Former Portsmouth Mayor Eric Spear’s appointment as chairman of the Coakley Landfill Group offers hope a fresh start for the group responsible for remediating the Superfund cleanup site can build on efforts it was largely forced to take in recent years.

Portsmouth City Manager John Bohenko appointed Spear to replace City Attorney Robert Sullivan, the CLG’s only chairman since its creation in 1991. It was a challenging time for Sullivan in recent years as many, including this newspaper, criticized the city attorney serving as CLG chairman, citing a conflict of interest. While Spear is not an employee of the city, he is a representative of the city so concerns remain as the former longtime city councilor takes over as chairman.

Bohenko, in explaining his selection of Spear, said he “will make an excellent chairman due to his knowledge of the city’s environmental issues.” Spear, however, admitted he has no formal training in environmental issues.

Having such a background is not a requirement, but being focused on assuring toxins no longer migrate from the former 27-acre dump in Greenland and North Hampton is. Spear, in discussing his new, unpaid role, said, “We want to make sure the tax money we’re spending is serving the purpose of keeping the groundwater and surface water clean.”

The latter must be the priority as mounting evidence shows the landfill is compromising the environment and has affected the drinking water wells of both a Breakfast Hill Road home and the Breakfast Hill Country Club. The state Department of Environmental Services required the CLG to first provide bottled water to both and the CLG subsequently installed filtration systems at the home and golf course.

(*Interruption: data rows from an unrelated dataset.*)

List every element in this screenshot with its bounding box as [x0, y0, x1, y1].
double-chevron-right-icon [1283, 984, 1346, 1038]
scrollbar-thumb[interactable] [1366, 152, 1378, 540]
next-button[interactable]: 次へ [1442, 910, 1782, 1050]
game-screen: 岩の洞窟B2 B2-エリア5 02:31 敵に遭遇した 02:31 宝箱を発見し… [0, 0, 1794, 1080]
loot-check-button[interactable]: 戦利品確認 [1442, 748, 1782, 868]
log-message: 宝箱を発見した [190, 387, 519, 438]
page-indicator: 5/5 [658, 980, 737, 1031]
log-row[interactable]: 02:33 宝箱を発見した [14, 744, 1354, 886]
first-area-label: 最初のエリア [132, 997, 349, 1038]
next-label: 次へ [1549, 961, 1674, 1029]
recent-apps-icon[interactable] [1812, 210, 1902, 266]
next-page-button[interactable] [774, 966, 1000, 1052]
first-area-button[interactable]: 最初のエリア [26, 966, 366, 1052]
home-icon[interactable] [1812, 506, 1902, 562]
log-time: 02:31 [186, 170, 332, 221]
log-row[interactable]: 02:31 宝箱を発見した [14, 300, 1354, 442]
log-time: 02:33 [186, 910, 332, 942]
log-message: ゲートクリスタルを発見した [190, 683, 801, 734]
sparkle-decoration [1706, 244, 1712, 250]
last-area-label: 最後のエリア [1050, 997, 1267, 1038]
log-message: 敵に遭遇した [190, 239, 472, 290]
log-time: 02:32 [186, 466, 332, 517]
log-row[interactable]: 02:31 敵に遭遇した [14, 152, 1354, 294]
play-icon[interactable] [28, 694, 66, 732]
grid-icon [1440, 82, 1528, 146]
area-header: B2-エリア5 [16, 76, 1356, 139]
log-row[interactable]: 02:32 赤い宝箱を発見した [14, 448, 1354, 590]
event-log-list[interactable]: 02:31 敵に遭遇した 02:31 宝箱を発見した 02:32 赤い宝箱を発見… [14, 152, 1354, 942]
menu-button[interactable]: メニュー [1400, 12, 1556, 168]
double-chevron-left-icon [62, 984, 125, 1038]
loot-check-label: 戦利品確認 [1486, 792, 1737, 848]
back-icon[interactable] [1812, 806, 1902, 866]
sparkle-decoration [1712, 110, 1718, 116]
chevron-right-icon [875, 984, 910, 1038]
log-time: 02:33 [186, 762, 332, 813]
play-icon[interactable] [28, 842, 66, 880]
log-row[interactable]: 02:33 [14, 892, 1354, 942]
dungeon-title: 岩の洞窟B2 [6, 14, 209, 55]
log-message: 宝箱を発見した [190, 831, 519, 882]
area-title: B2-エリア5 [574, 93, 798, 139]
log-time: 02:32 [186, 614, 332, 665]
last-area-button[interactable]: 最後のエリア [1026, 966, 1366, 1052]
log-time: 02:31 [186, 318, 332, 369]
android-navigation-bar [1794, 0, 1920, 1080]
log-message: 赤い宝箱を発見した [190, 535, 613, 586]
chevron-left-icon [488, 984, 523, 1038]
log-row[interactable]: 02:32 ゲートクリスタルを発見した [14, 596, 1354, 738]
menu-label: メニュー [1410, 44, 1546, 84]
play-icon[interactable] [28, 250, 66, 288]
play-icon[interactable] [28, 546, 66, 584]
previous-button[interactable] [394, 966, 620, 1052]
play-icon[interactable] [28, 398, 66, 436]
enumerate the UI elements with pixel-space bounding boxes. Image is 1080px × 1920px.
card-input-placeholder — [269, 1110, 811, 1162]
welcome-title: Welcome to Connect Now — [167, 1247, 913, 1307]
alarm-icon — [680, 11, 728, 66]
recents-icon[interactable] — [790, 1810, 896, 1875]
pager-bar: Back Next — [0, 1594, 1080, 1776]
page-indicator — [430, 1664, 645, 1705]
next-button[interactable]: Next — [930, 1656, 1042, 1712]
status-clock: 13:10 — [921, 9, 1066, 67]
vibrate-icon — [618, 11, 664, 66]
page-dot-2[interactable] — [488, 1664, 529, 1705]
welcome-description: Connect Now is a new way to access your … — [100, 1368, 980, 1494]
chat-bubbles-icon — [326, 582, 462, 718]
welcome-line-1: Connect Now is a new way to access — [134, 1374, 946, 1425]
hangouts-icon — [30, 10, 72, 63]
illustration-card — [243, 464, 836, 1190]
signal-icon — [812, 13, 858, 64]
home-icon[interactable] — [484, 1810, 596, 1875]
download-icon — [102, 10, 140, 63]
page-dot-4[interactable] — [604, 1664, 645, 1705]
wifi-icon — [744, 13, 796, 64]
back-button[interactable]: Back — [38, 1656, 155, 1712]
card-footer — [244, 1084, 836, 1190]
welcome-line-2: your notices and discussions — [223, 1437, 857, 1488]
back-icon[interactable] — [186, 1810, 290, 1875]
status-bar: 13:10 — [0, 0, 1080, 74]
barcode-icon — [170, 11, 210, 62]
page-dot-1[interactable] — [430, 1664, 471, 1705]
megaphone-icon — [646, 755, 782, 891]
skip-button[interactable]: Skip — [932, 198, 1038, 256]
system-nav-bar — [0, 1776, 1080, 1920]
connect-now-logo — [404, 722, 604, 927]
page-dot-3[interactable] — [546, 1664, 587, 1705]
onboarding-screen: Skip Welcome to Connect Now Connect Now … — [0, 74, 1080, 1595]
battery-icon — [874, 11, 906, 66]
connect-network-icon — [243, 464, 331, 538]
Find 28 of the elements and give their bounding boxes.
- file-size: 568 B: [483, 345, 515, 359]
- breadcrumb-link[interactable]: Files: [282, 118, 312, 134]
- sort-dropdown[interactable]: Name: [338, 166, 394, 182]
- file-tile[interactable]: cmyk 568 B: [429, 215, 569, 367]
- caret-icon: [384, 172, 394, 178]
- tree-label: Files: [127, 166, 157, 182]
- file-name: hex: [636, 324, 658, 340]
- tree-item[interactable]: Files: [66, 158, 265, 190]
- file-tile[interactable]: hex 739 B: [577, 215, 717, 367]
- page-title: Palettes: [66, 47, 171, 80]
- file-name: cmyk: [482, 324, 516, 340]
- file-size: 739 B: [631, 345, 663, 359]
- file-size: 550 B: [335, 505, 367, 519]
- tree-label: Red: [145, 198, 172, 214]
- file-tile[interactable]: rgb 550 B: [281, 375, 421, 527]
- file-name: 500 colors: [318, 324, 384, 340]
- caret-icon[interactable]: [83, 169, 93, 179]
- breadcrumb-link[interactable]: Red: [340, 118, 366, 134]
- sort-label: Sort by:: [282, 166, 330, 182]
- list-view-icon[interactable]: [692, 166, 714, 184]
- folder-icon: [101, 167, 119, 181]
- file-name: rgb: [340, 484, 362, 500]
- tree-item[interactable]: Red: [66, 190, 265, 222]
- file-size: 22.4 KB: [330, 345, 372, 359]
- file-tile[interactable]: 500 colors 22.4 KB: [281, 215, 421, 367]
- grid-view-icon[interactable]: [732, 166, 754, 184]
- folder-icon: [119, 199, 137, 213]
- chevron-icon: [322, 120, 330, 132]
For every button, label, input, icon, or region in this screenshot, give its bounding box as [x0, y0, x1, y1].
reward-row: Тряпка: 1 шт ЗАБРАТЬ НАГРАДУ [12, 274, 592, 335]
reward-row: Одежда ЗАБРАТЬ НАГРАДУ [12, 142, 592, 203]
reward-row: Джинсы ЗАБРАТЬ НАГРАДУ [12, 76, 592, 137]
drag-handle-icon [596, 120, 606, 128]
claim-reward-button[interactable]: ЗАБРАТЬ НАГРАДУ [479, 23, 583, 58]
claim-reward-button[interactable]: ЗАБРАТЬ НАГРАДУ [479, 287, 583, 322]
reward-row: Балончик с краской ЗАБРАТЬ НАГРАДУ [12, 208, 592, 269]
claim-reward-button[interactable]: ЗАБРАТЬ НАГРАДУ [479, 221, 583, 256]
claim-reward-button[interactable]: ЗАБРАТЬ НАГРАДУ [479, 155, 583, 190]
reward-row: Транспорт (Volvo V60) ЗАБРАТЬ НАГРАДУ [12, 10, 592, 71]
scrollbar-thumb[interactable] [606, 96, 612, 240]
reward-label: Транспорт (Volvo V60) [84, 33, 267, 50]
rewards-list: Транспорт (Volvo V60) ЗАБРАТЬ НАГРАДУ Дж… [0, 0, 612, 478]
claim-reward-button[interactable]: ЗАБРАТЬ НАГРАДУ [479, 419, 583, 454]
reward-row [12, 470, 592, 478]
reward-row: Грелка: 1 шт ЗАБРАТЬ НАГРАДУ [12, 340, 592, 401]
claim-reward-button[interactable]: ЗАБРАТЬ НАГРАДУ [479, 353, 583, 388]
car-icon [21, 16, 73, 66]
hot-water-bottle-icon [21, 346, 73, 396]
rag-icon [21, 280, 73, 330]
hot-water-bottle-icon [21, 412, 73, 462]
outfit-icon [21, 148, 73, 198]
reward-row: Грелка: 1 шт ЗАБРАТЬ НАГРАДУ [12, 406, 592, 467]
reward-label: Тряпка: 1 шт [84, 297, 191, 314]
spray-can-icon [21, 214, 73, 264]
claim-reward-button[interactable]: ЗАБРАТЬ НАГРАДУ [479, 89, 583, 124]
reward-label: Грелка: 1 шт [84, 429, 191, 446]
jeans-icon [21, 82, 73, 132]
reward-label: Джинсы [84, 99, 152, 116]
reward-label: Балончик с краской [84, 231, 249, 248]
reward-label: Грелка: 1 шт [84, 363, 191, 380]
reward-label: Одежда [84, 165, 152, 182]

Spear, who said, “I try to always have an open mind and look at all the lines of evidence,” should keep the evidence of migration in mind.

The CLG, which is made up by Portsmouth, North Hampton and Newington, and private companies, consistently denied toxins were migrating from the landfill and denied those toxins were contaminating wells. That has been proven false, and trying to explain away the contamination by pointing to the state’s lower standard for 1,4-dioxane, one the chemicals detected around the landfill, is not comforting.

Portsmouth is 53.6 percent responsible for the cost of remediation at Coakley and was its operator and a major contributor to its waste.

Spear pledged he would strive as CLG chairman to “be responsible to the City Council and the Portsmouth taxpayers.” But, as the party deemed most responsible for the remediation, the city of Portsmouth has to fully accept its obligation to, as Spear said, keep “groundwater and surface water clean.”

That obligation in no way falls squarely on the shoulders of Spear, who earned much respect for his contributions as a long-time councilor. Where Spear can make a great difference is to ease off declarations such as “the water isn’t contaminated, the water isn’t contaminated,” as Bohenko said.

The cost of protecting people’s drinking water and the environment also doesn’t fall solely upon the city and its taxpayers. However, the obligation to do so ultimately does given the legal requirements established by the CLG's creation.

Spear has an opportunity to, as he said, “represent Portsmouth and do what’s best for Portsmouth and the region.” That’s all those concerned about the toxic threat posed by the landfill truly want— What’s best for the region. Specifically, this means the homeowners, business and environment now threatened by Coakley.

For too long, the CLG has downplayed that threat, refused to accept full responsibility and failed to come up with a real remediation, opting instead for the cheapest option. Natural attenuation without a pump and treat system is increasingly being proven to be a failure.

We wish Spear the best in his new role and hope he can be a leader who follows the increasing lines of evidence, rather than trying to avoid the cost of responding to them.